Diberitakan sebelumnya, Kasat Reskrim Polres Muratara, AKP Sofian Hadi menjelaskan penanganan kasus bermula bermula pada (21/3/2022) terdapat laporan dan informasi terkait pengelolaan anggaran BLUD RSUD Rupit Kabupaten Muratara Tahun Anggaran 2018 yang dicurigai terdapat aktivitas korupsi.
“Dari laporan itu penyidik mendapatkan Hasil Pemeriksaan Khusus (LHP-K) dengan potensi selisih pertanggungjawaban anggaran sebesar Rp 4.131.103.479,” katanya dalam pers rilis beberapa waktu lalu.
Setelah melakukan koordinasi kepada Badan Pemeriksa Keuangan (BPK RI) terkait Perhitungan Kerugian Keuangan Negara (PKKN), didapatkan kerugian negara sebesar Rp 1.047.320.849,86.
Kemudian, pada 20 Oktober 2023, Penyidik Unit Tipidkor Polres Muratara melaksanakan gelar perkara penetapan tersangka di ruang Ditkrimsus Polda Sumsel dan pada 25 Oktober 2023 penyidik menerbitkan surat penetapan tersangka terhadap tiga orang.
“Modus para tersangka yaitu mempertanggungjawabkan pengeluaran kegiatan yang tidak dilaksanakan atau fiktif. Kemudian membuat pengeluaran lebih tinggi dari pengeluaran sebenarnya dan membayar lebih transaksi dari yang sebenarnya,” bebernya.
Sofian menjelaskan tersangka Jeri selaku Direktur RSUD Rupit pada saat itu diduga bersama tersangka Herlinah dan Dian tidak melibatkan pejabat teknis lain untuk mempermudah penggunaan belanja BLUD RSUD Rupit tahun 2018.
“Tersangka juga menyetujui pelaporan kegiatan belanja BLUD SUD Rupit tahun 2018 meskipun tidak pernah melakukan kontrol terkait pengeluaran uang, pencatatan dan penatausahaan bukti-bukti transaksi (SPJ),” ujarnya.

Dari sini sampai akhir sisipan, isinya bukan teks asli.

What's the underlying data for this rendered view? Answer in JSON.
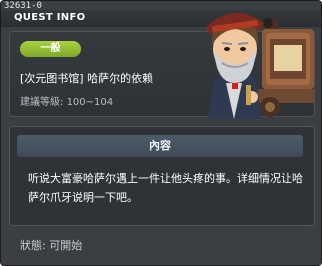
{
  "window": {
    "id_text": "32631-0",
    "title": "QUEST INFO"
  },
  "quest": {
    "badge": "一般",
    "title": "[次元图书馆] 哈萨尔的依赖",
    "level_label": "建議等級:",
    "level_range": "100~104",
    "portrait_icon": "npc-portrait-hassar"
  },
  "content": {
    "header": "內容",
    "body": "听说大富豪哈萨尔遇上一件让他头疼的事。详细情况让哈萨尔爪牙说明一下吧。"
  },
  "status": {
    "label": "狀態:",
    "value": "可開始"
  },
  "colors": {
    "window_bg": "#3b3f44",
    "badge_green": "#8fbf2e",
    "content_header": "#465461"
  }
}
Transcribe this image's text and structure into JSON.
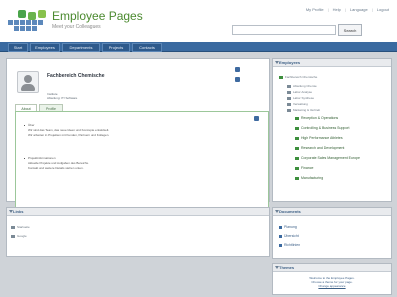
{
  "header": {
    "title": "Employee Pages",
    "subtitle": "Meet your Colleagues",
    "top_links": [
      "My Profile",
      "Help",
      "Language",
      "Logout"
    ],
    "search_button": "Search"
  },
  "nav": {
    "tabs": [
      "Start",
      "Employees",
      "Departments",
      "Projects",
      "Contacts"
    ]
  },
  "profile": {
    "name": "Fachbereich Chemische",
    "department_line1": "Institute",
    "department_line2": "Abteilung: IT/ Software"
  },
  "tabs": [
    "About",
    "Profile"
  ],
  "content": {
    "section1_title": "Über",
    "section1_line1": "Wir sind das Team, das neue Ideen und Konzepte entwickelt.",
    "section1_line2": "Wir arbeiten in Projekten mit Kunden, Partnern und Kollegen.",
    "section2_title": "Projektinformationen",
    "section2_line1": "Aktuelle Projekte und Aufgaben des Bereichs.",
    "section2_line2": "Kontakt und weitere Details stehen unten."
  },
  "links": {
    "title": "Links",
    "items": [
      "Startseite",
      "Google"
    ]
  },
  "employees": {
    "title": "Employees",
    "root": "Fachbereich Chemische",
    "items": [
      "Abteilung Chemie",
      "Labor Analyse",
      "Labor Synthese",
      "Verwaltung",
      "Marketing & Vertrieb"
    ],
    "green_items": [
      "Reception & Operations",
      "Controlling & Business Support",
      "High Performance Athletes",
      "Research and Development",
      "Corporate Sales Management Europe",
      "Finance",
      "Manufacturing"
    ]
  },
  "documents": {
    "title": "Documents",
    "items": [
      "Planung",
      "Übersicht",
      "Richtlinien"
    ]
  },
  "themes": {
    "title": "Themes",
    "line1": "Welcome to the Employee Pages.",
    "line2": "Choose a theme for your page.",
    "link": "Change appearance"
  },
  "colors": {
    "accent": "#3a6aa0",
    "green": "#4aa44a"
  }
}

Modus tersangka Jeri memerintahkan Dian untuk mempertanggungjawabkan pengeluaran meskipun kegiatannya tidak dilaksanakan atau fiktif dan lebih tinggi dari realisasi yang sebenarnya.
“Lalu menggunakan uang senilai Rp 131,5 juta yang diterima dari tersangka Dian baik secara tunai atau transfer,” ujarnya.

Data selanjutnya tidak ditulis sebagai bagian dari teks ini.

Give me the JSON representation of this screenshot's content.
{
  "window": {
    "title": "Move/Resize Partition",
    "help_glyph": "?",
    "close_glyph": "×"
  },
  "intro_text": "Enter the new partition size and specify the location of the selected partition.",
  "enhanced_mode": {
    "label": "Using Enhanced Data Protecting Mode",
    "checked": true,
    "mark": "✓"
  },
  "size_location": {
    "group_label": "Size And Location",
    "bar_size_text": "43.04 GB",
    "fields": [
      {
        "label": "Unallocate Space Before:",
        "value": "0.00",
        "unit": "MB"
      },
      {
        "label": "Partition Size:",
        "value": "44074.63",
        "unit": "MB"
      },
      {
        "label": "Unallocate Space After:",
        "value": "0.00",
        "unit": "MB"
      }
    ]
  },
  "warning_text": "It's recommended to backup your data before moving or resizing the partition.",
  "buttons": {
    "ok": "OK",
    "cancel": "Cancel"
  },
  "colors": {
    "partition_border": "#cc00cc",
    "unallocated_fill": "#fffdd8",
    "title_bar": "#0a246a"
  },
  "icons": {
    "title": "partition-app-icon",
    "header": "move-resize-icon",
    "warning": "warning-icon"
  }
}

Lalu tersangka Jeri memerintahkan Dian untuk memberikan uang tunai senilai Rp 10 juta kepada Herlinah selaku Kasi Pelayanan periode Januari-Juni 2018 dan menyuruh Herlinah untuk memberikan uang Rp 10 juta tersebut kepada pihak yang tidak berhak.
“Tersangka Dian selaku Bendahara Pengeluaran BLUD RSUD Rupit tahun 2018 diduga mencatat transaksi pengeluaran pada BKU tanpa didukung dengan bukti pertanggungjawaban serta tidak melakukan tutup buku pada BKU secara periodik,” ujarnya.

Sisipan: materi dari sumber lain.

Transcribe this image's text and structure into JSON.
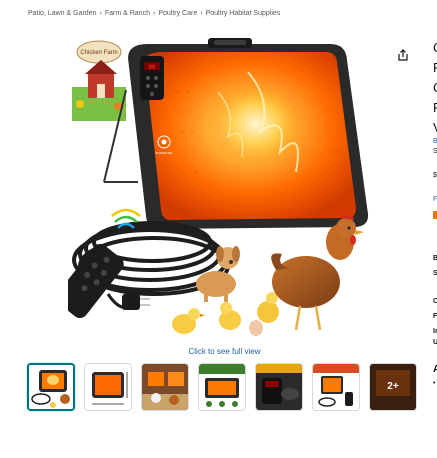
{
  "breadcrumb": {
    "items": [
      "Patio, Lawn & Garden",
      "Farm & Ranch",
      "Poultry Care",
      "Poultry Habitat Supplies"
    ],
    "separator": "›"
  },
  "product_image": {
    "badge_text": "Chicken Farm",
    "brand_mark": "BUSHOUSE"
  },
  "actions": {
    "share_icon": "share-icon"
  },
  "gallery": {
    "click_to_see_full": "Click to see full view",
    "more_count": "2+",
    "selected_index": 0,
    "thumbnails": [
      "product-main-thumbnail",
      "panel-dimensions-thumbnail",
      "coop-usage-thumbnail",
      "safety-features-thumbnail",
      "dual-control-thumbnail",
      "easy-to-use-thumbnail",
      "more-images-thumbnail"
    ]
  },
  "right_column": {
    "title_lines": [
      "C",
      "F",
      "C",
      "F",
      "V"
    ],
    "brand_lines": [
      "B",
      "S"
    ],
    "price_symbol": "$",
    "link_char": "F",
    "spec_lines": [
      "B",
      "S"
    ],
    "detail_lines": [
      "C",
      "F",
      "Ir",
      "U"
    ],
    "about_heading": "A",
    "bullet": "•"
  },
  "colors": {
    "link": "#2162a1",
    "selected_border": "#007185",
    "panel_dark": "#2a2a2a",
    "heat_orange": "#ff7a00",
    "text_secondary": "#565959"
  }
}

Tersangka Dian diduga menggunakan uang BLUD RSUD Rupit tahun 2018 untuk kepentingan di luar operasional dan non-operasional Rumah Sakit untuk kepentingan pribadi senilai Rp 251.438.260
Kemudian tersangka Herlinah juga diduga menyetujui pelaporan kegiatan belanja BLUD RSUD Rupit tahun 2018 meskipun tidak pernah melakukan kontrol terkait pengeluaran uang, pencatatan dan penatausahaan bukti-bukti transaksi (SPJ).
“Atas perintah tersangka Herlinah selaku Direktur RSUD periode Juli-Desember 2018 membuat sendiri bukti pertanggungjawaban dibantu oleh Frandede dan Sari selaku Staf Keuangan RSUD Rupit,” ungkapnya.
“Tersangka Herlinah juga memerintahkan tersangka Dian, Frandede dan Sari untuk membuat SPJ dan melengkapi SPJ dalam rangka pemeriksaan yang dilakukan oleh Inspektorat Kabupaten Musi Rawas Utara pada tahun 2019,” ujarnya.
Kemudian, tersangka Herlinah juga menggunakan uang senilai Rp 49,6 juta yang diterimanya dari tersangka Dian secara tunai.
Ia juga membeli handphone jenis Samsung A8 senilai Rp 4,7 juta dan uang senilai Rp 30 juta yang berasal dari pengembalian uang yang batal diserahkan Zulbakri kepada pihak yang tidak berhak.
Akibat perbuatannya ketiga tersangka telah memenuhi unsur-unsur Pasal 2 Ayat (1) jo Pasal 18 dengan ancaman hukuman pidana minimal 4 tahun dan maksimal 20 tahun penjara dan denda paling sedikit Rp 200 juta dan paling banyak Rp 1 miliar, Serta Pasal 3 jo Pasal 18 Undang-Undang RI Nomor 31 tahun 1999.
“Ancaman pidana seumur hidup atau Pidana penjara paling singkat 1 tahun dan paling lama 20 tahun penjara dan atau denda paling sedikit Rp 50 juta dan maksimal Rp 1 miliar,” ungkapnya.